Before you sign a wireless service contract, get a good explanation of the cost to you of each extra item. Ask for a sample statement that includes only the features you ordered, so you won’t find any surprises when you get your first bill. Your first bill shouldn’t be the first time you see all of the charges. After you have signed the contract, you typically will be locked into those fees for the rest of the contract. If you see a charge on your statement that isn’t correct, contact your provider.
Charges That Add Up
Next, check your wireless statement to make sure you’ve selected the right service plan. Before you got your cell phone, you had to guess how much you would use it. After you have used your cell phone for a while, you have a better idea of how much time you need by studying your statements. You don’t want to pay too much and have a plan with more minutes than you routinely use, but you also don’t want to pay a lot extra each month if you go over your maximum minutes.
Cell phone costs are calculated differently than for regular land lines. You are probably accustomed to paying the flat monthly charge for unlimited local calls and per-minute charges for long-distance calls you make on your land line. Most wireless services charge by the minute for all calls that you make and for those you receive . Depending on your wireless service, you may also see “roaming” charges at a higher per-minute cost if you make calls outside the service’s calling area.
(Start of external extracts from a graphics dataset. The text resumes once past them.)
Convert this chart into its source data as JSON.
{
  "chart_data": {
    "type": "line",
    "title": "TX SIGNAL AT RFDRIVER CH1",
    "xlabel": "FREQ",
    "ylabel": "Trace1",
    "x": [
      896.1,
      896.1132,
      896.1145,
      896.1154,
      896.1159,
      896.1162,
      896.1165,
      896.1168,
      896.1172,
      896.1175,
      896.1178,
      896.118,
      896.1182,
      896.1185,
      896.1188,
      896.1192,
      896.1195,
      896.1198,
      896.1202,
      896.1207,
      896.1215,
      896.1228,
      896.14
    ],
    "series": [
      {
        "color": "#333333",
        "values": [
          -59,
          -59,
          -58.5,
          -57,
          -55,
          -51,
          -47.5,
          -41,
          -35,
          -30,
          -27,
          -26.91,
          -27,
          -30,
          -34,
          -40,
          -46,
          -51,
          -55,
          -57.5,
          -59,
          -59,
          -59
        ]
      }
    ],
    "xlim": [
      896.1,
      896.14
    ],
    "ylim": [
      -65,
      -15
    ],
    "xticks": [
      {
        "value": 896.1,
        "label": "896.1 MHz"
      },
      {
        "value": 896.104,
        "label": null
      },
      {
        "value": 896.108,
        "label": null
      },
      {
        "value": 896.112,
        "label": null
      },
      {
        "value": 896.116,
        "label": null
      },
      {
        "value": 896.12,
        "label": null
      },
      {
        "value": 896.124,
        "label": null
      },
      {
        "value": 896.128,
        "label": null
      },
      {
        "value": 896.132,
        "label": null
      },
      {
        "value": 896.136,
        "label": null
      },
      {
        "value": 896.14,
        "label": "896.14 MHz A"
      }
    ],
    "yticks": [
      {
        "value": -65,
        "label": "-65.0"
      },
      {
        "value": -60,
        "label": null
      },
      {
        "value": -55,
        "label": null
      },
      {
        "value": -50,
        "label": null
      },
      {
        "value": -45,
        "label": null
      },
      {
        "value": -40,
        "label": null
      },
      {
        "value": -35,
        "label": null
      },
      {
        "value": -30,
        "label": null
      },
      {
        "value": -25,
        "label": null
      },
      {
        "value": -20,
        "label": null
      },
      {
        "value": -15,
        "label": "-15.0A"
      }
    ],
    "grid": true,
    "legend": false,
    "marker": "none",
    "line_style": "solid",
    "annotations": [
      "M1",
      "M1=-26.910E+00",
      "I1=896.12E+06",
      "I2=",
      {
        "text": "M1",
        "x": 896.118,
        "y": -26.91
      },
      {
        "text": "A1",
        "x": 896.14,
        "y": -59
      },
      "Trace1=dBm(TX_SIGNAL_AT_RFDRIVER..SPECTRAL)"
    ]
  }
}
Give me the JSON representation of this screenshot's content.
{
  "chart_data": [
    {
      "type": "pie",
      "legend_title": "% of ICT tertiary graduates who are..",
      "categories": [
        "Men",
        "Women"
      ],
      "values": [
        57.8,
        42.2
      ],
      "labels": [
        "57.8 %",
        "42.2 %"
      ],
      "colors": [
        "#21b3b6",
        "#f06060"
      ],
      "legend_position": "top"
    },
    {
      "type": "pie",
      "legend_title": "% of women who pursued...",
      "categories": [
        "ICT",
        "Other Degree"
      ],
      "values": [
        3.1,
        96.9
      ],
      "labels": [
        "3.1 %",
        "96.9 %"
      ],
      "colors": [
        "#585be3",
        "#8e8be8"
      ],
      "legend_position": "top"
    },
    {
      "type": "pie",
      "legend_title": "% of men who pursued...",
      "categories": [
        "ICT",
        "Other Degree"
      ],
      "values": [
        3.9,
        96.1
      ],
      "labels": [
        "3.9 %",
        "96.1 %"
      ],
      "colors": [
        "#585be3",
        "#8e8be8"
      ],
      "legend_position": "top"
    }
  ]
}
Most cell phone companies offer a trial period; however, it is seldom long enough to let you review your first bill before hefty contract termination penalties kick in. Many cell companies allow you to move to a different plan with more—or fewer—minutes. Before you change plans, be sure you find out if you will be charged any new fees, or if you will have to extend the length of your contract.
Charges You Don’t Understand
You expect to have to pay federal and local taxes. But your cell bill may have several other charges that sound like taxes or government fees. These go by a variety of names, such as “regulatory cost recovery,” “Federal Universal Service,” “E-9-1-1,” or “number portability.” The government does not require the companies to collect these fees. They are the business costs to comply with government regulations. If you see a fee you don’t understand, ask your carrier to explain.
When You Have a Question or Complaint
First go to your service provider for answers or to resolve your issue. Try to negotiate with the company if you think you have been wrongly charged. You should file complaints with the Federal Communications Commision and with the Better Business Bureau.